Ainda pela apuração do El País, o caminho começou a ser traçado em março de 2010, quando o Exército encomendou um estudo para justificar a necessidade de um simulador de apoio de fogo. Nele, é mencionado como exemplo somente o simulador do Exército espanhol, projetado pela Tecnobit e inaugurado em 2002 com o nome de SIMACA (Simulador de Artilharia de Campanha). O documento ainda revela que foi feita uma visita de oficiais brasileiros à Academia de Artilharia do Exército da Espanha, o que “acrescentou algumas ideias-força relevantes que fazem parte da solução proposta” (veja na imagem ao lado). Não menciona nenhuma visita a outro simulador desenvolvido por outra empresa.

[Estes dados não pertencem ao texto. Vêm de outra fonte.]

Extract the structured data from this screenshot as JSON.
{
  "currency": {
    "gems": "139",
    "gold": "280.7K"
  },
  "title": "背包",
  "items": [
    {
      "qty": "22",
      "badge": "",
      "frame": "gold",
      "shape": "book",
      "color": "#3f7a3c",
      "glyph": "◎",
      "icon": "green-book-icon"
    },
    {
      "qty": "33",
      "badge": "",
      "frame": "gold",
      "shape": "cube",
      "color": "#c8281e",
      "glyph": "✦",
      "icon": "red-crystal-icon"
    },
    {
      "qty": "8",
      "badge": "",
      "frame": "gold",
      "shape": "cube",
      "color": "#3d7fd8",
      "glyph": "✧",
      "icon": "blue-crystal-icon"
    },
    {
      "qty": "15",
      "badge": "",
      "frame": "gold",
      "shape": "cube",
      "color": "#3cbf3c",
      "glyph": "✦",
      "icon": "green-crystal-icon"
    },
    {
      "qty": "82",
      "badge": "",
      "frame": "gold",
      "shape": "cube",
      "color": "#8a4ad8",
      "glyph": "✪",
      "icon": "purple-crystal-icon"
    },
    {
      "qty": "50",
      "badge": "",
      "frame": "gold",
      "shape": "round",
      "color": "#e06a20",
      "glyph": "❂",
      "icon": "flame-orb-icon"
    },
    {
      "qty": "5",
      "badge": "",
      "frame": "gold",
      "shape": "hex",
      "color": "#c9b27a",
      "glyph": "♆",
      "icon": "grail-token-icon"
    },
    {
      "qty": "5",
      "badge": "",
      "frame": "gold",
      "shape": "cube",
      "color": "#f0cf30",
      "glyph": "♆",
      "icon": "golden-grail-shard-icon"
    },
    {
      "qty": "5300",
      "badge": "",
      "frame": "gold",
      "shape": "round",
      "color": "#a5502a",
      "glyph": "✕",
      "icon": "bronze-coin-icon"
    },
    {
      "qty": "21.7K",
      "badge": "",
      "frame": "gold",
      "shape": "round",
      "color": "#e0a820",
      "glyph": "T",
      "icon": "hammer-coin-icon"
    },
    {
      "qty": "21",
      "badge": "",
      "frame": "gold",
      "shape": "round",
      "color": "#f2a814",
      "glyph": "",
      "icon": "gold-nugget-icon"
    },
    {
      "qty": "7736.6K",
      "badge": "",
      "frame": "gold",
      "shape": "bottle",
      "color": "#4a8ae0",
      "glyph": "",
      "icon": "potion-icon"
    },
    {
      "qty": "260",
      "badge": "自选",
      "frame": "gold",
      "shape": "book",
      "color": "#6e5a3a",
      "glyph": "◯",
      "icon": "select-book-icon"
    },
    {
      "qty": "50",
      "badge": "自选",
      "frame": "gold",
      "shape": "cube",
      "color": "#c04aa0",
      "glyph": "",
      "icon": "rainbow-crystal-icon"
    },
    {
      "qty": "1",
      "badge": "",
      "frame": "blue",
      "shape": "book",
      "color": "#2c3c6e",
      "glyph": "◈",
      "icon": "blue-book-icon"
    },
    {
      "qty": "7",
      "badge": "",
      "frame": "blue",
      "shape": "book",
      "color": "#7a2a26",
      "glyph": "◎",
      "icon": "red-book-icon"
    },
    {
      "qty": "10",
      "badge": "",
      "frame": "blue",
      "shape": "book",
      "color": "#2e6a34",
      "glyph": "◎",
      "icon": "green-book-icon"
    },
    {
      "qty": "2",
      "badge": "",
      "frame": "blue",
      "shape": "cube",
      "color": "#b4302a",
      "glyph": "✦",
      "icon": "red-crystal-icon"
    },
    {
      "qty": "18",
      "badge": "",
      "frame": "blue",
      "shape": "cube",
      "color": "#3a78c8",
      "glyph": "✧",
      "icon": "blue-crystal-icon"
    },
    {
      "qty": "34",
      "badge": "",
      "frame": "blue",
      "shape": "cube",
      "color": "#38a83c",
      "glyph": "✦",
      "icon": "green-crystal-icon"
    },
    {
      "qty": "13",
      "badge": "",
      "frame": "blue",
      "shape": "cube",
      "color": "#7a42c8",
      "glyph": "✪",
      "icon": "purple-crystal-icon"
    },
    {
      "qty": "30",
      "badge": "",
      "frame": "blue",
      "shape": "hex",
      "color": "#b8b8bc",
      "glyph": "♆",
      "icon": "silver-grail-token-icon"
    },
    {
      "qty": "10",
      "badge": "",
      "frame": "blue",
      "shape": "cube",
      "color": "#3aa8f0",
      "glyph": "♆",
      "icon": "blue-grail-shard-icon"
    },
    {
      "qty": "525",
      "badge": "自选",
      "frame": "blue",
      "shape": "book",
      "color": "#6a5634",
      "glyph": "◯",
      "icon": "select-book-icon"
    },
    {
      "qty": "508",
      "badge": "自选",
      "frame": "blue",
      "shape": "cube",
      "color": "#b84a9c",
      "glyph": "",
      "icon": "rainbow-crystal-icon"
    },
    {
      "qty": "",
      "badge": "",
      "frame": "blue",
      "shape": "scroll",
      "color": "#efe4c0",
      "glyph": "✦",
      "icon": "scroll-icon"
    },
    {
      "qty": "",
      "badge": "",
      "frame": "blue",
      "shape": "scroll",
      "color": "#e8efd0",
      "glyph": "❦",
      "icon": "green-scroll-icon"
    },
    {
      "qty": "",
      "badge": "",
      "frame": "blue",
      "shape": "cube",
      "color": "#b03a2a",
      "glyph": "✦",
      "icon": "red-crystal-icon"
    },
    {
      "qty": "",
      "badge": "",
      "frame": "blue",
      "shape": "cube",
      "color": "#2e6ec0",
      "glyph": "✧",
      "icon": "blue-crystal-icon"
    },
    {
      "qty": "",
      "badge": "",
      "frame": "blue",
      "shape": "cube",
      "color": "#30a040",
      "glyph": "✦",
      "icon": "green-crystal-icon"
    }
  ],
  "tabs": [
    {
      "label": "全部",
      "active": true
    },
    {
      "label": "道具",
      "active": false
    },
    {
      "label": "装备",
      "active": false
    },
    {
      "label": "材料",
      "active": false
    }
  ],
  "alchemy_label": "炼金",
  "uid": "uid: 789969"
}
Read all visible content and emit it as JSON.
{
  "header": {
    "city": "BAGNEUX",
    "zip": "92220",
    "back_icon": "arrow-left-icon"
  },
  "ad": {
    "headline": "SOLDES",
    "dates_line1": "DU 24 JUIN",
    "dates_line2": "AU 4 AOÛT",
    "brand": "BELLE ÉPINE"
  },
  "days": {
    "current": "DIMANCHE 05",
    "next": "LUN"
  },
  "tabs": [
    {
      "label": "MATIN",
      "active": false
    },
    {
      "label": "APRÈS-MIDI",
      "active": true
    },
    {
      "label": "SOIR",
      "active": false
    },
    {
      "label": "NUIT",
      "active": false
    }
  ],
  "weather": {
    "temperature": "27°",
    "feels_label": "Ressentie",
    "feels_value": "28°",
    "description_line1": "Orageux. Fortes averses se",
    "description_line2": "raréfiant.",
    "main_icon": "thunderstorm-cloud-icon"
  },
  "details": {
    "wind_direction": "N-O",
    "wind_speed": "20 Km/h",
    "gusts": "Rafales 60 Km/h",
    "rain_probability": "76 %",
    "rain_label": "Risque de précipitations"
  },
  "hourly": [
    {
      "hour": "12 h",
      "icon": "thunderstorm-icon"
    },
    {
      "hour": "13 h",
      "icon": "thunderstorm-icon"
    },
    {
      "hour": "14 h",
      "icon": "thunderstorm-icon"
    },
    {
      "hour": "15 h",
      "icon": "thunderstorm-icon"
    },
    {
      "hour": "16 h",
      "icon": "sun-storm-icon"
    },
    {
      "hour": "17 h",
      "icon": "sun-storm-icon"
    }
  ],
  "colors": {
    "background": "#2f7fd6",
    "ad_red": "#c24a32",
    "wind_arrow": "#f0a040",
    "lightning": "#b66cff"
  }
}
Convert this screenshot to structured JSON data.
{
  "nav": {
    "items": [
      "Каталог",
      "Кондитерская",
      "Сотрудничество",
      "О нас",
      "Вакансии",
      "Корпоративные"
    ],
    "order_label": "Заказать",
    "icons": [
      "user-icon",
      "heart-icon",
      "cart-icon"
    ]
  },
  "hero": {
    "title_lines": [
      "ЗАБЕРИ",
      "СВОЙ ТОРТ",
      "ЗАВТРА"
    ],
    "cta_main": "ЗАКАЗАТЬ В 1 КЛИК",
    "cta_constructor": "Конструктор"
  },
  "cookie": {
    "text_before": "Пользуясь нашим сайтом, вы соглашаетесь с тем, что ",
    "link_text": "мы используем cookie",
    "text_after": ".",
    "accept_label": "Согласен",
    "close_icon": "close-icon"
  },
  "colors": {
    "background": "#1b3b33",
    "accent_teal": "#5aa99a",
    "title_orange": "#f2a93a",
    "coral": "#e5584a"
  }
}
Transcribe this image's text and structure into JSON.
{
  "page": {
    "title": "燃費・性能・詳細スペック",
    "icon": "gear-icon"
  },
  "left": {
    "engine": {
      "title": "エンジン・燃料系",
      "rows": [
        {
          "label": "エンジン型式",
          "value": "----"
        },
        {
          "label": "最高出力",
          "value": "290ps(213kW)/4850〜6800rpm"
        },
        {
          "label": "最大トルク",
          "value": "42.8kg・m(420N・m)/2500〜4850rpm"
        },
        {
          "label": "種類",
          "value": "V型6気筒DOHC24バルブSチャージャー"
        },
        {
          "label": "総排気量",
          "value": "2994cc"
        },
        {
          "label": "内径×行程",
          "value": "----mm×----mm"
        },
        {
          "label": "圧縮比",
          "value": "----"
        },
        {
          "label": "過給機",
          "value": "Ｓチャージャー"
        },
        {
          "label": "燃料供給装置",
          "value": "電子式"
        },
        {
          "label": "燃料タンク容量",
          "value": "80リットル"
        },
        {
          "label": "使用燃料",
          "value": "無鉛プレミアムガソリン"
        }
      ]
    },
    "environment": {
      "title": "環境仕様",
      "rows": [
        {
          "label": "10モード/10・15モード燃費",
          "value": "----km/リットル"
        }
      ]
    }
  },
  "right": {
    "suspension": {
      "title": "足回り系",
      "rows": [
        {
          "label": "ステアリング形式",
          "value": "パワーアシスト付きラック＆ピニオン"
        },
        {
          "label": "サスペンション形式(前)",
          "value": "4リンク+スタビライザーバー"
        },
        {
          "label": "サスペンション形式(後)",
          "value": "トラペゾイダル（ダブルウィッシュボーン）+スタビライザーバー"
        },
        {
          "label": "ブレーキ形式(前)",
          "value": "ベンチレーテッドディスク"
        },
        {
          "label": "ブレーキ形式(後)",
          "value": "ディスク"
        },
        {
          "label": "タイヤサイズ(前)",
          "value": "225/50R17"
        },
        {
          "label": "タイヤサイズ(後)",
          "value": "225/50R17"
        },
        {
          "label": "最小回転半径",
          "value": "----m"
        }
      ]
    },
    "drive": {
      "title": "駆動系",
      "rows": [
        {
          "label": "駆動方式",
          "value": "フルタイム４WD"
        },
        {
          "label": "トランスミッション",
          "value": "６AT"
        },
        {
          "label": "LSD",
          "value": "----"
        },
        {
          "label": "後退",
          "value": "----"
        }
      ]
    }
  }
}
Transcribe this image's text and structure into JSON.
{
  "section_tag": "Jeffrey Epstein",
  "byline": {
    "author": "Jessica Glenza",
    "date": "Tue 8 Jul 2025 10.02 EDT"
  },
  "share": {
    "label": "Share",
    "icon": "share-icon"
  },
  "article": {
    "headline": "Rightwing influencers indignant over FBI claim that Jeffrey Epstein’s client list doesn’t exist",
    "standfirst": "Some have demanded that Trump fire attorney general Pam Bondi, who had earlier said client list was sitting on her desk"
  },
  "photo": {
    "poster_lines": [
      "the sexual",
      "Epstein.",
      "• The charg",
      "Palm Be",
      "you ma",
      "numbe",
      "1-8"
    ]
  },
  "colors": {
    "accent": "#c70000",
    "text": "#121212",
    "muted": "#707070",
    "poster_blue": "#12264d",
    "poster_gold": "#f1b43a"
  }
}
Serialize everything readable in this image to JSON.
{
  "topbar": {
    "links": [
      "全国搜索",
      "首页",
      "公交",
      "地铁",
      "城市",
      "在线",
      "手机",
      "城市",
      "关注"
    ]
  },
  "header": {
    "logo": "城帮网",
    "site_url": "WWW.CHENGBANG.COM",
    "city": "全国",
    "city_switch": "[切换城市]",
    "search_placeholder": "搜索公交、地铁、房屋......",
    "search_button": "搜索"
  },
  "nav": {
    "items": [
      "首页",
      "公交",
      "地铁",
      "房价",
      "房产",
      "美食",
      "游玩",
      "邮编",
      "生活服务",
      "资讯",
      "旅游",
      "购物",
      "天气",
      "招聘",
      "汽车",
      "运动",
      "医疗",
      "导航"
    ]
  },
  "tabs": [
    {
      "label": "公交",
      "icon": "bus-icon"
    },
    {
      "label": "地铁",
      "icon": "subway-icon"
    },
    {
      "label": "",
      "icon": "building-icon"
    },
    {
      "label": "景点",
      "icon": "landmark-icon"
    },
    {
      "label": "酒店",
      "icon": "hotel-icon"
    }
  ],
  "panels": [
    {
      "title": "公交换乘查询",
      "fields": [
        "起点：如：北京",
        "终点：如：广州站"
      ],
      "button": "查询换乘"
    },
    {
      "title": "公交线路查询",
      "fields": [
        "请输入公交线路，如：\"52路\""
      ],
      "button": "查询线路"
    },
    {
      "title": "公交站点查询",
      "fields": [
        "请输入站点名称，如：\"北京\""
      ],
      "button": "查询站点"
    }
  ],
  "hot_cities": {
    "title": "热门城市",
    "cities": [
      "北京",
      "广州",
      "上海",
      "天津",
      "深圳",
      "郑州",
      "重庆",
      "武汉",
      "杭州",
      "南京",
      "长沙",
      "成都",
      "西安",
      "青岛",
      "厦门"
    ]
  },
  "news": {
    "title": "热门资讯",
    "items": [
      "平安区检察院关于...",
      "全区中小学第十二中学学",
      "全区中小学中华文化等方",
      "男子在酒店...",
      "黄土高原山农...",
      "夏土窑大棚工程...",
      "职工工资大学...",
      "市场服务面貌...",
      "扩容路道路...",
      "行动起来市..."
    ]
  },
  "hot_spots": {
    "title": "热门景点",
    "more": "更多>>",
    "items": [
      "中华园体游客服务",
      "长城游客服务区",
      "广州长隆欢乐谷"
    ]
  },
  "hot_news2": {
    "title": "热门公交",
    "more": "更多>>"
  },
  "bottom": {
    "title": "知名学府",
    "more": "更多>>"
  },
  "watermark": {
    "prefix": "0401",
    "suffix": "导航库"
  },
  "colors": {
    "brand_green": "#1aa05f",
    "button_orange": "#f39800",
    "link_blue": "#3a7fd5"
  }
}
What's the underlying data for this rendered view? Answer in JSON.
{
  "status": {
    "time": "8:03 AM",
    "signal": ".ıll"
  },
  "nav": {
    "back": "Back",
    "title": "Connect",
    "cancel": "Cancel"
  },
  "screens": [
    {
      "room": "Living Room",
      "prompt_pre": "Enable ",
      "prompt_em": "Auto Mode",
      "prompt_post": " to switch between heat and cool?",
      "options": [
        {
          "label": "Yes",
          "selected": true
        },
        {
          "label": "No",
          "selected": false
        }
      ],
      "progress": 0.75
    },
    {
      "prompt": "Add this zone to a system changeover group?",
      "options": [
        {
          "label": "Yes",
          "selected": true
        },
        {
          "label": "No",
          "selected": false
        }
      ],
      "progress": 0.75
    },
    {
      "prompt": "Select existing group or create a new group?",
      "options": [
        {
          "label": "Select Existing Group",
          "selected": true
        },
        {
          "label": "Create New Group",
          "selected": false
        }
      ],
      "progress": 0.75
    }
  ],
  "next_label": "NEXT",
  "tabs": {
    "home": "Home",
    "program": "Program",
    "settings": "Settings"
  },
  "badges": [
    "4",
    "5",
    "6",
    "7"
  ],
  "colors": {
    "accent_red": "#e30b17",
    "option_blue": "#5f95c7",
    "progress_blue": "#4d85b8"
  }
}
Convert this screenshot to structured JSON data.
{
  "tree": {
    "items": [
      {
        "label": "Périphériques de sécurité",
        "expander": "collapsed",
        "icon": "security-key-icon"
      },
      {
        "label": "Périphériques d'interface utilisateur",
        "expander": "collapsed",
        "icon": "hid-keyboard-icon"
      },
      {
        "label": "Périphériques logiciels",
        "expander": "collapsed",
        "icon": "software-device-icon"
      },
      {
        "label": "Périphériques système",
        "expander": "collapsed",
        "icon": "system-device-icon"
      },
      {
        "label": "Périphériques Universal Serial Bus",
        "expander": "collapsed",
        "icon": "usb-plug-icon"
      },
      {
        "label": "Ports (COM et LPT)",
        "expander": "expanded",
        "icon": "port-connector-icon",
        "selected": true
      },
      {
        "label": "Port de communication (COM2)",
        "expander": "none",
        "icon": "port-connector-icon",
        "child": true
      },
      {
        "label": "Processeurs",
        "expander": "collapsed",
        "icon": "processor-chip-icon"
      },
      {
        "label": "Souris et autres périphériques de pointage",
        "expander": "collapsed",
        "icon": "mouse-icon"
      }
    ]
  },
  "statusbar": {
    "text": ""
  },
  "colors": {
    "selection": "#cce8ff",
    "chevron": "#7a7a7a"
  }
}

Com o estudo pronto, a portaria que oficializava a necessidade de um simulador para o Brasil fora publicada poucos meses depois, já em junho de 2010. O organismo responsável por promover uma licitação é a Comissão do Exército Brasileiro em Washington (CEBW), que fez então uma primeira tentativa em agosto, segundo conta Pierrotti. Três empresas, todas espanholas, incluindo a Tecnobit, teriam participado do processo, segundo o coronel, que garante que o edital dificultou a participação de outras companhias, o que teria gerado suspeitas de fraude e anulado todo o processo. Não há rastros documentais sobre a licitação em si, mas portarias publicadas pelo comando do Exército autorizavam a viagem de oficiais ao exterior para acompanhar o processo licitatório. Cerca de um mês e meio depois, uma nova licitação foi aberta e cinco empresas concorreram, incluindo, novamente, a Tecnobit. “Empresas com reconhecida capacidade tecnológica ficaram de fora”, conta Pierrotti. Ele menciona o ranking Simulation and Training Companies feito pela revista Military Simulation & Training Magazine, que lista anualmente as melhores empresas no ramo de tecnologia militar. A Tecnobit não estava no ranking em 2010, quando ganhou a licitação brasileira, nem no ano anterior, 2009, ou no ano seguinte, 2011.

Como um ranking não tem nenhuma interferência em uma licitação, a Tecnobit se saiu vencedora do processo. Em 22 de outubro de 2010, o contrato entre o Exército e a empresa espanhola era assinado, com a promessa de entregar um simulador em Resende (RJ) e outro em Santa Maria (RS), além de equipamentos como biblioteca, e o estabelecimento de uma filial brasileira da Tecnobit até outubro de 2013. Tudo isso a custo de 13,98 milhões de euros — pela cotação ao longo de outubro de 2010, esta cifra equivalia a cerca de 32 milhões de reais.

Por meio de nota, o Exército afirmou ao EL PAÍS que a decisão para a aquisição do simulador partiu da necessidade de adestramento das tropas por meios “auxiliares de instrução que minorem gastos e otimizem o emprego judicioso dos recurso públicos”. Também disse que foram feitos estudos sobre a necessidade do simulador e que hoje ele “vem cumprindo de forma satisfatória os objetivos para os quais foi desenvolvido”.